Overview
This award is given in even number years to recognize a senior scientist, clinician, or educator who has made significant contributions to the understanding of the musculoskeletal system and musculoskeletal diseases and injuries.
The award winner is selected through a two-step process. The University of Iowa nominating committee, made up of department leadership, past awardees, and society presidents, solicits and reviews nominations of internationally recognized orthopaedic leaders, giving strong consideration to women and underrepresented minorities. From this review, 3–5 nominees are recommended to the ORS presidential line, which makes the final selection.
Named for Arthur Steindler, MD, orthopaedic surgeon, scientist and teacher, the Award is given every other year to recognize senior scientists, clinicians and educators who, throughout their professional lifetime, have made significant contributions– nationally and internationally–to the understanding of the musculoskeletal system and musculoskeletal diseases and injuries. The awardee must have started their professional careers outside the US, and have advanced their specialty throughout the world. The selection is made by the Board of Directors of the ORS upon recommendation of the ORS President.
About Arthur Steindler, MD

Born in 1878, Arthur Steindler was raised in Vienna and immigrated to the United States in 1907 after completing medical training at the University of Vienna. Before coming to the UI in 1913, Steindler practiced at the Chicago Home for Crippled Children and taught at the Drake Medical School in Des Moines.

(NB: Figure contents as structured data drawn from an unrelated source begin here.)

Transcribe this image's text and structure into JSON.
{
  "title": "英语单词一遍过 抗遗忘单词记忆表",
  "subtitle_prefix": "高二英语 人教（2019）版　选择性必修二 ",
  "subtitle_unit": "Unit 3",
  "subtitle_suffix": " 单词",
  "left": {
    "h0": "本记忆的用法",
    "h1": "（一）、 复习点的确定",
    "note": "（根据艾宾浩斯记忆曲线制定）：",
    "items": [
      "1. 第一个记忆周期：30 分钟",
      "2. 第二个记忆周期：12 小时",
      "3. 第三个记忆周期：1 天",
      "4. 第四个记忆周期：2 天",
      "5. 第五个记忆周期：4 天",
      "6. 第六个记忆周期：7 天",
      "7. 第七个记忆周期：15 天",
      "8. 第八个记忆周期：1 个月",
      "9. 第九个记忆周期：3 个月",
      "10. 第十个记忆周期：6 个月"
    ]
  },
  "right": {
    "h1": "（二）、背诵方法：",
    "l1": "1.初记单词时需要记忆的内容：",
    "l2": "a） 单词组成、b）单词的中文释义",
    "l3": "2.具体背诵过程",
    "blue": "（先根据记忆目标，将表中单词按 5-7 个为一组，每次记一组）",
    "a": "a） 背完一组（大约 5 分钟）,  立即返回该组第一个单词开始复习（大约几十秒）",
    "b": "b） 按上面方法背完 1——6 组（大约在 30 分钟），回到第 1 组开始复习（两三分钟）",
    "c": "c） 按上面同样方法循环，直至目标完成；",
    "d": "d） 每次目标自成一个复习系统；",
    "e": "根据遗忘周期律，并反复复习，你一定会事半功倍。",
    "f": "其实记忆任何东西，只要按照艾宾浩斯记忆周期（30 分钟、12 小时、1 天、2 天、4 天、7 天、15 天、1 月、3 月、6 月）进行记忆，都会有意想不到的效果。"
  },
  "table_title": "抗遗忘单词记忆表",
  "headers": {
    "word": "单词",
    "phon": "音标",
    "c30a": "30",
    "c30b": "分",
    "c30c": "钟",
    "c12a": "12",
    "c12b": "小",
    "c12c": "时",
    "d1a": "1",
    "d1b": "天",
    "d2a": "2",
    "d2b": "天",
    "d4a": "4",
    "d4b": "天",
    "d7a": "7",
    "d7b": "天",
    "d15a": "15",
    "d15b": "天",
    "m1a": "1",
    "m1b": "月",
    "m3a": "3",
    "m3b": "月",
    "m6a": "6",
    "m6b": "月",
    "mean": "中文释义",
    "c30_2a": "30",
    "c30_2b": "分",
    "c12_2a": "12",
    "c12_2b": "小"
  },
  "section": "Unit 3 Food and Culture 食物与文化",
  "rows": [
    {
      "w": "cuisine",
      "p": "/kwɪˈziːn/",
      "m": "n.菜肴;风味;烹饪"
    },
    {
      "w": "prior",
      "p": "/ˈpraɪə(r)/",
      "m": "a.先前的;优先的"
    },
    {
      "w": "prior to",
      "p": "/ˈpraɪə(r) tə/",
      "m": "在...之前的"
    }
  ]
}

Steindler was instrumental in the passage of two Iowa laws that significantly altered the state’s health care landscape: the 1915 Perkins Act, which authorized state payment for medical treatment at UI Hospitals and Clinics for children younger than 16, and the 1919 Haskell-Claus Act, which extended state-supported medical care at UI Hospitals to all indigent adults. When construction on the new Children’s Hospital of Iowa was completed in 1920, Steindler became chief surgeon and was put in charge of the growing orthopaedic surgery service. When the Children’s Hospital of Iowa moved to newer facilities in 1978, the original building was renamed the Steindler Building.
Steindler was acknowledged by his peers as a pioneer in clinical and research advances in orthopaedic surgery and rehabilitation. He also championed the incorporation of an emphasis on basic sciences and the natural history of diseases into orthopaedics education for medical students and in the training of orthopaedics residents. His research studies and medical textbooks were widely published and used by generations of medical students and residents nationwide.

2026 Arthur Steindler, MD Award Recipient
Walter Herzog, PhD
Dr. Walter Herzog did his undergraduate training in Physical Education at the Federal Technical Institute in Zurich, Switzerland (1979), completed his doctoral research in Biomechanics at the University of Iowa (USA) in 1985, and completed postdoctoral fellowships in Neuroscience and Biomechanics in Calgary, Canada in 1987.
Currently, he is a Professor of Biomechanics with appointments in Kinesiology, Medicine, Engineering, and Veterinary Medicine, holds the Dr. Benno Nigg Chair in Biomechanics, Mobility and Longevity. He was the Canada Research Chair for Cellular and Molecular Biomechanics from 2001 to 2022 and the Killam Memorial Chair for Inter-Disciplinary Research from 2011 to 2021 at the University of Calgary.
His research interests are in musculoskeletal biomechanics with emphasis on mechanisms of muscle contraction focusing on the role of the structural protein titin, and the biomechanics of joints focusing on mechanisms of onset and progression of osteoarthritis.
Dr. Herzog is the recipient of the Borelli Award from the American Society of Biomechanics, the Career Award from the Canadian Society for Biomechanics, the Dyson Award from the International Society of Biomechanics in Sports, the Muybridge Award from the International Society of Biomechanics, and received the Killam Prize in Engineering from the Canada Council for the Arts for his contributions to biomedical research. He is the past president of the International, American and Canadian Societies for Biomechanics. He was inducted into the Royal Society of Canada in 2013.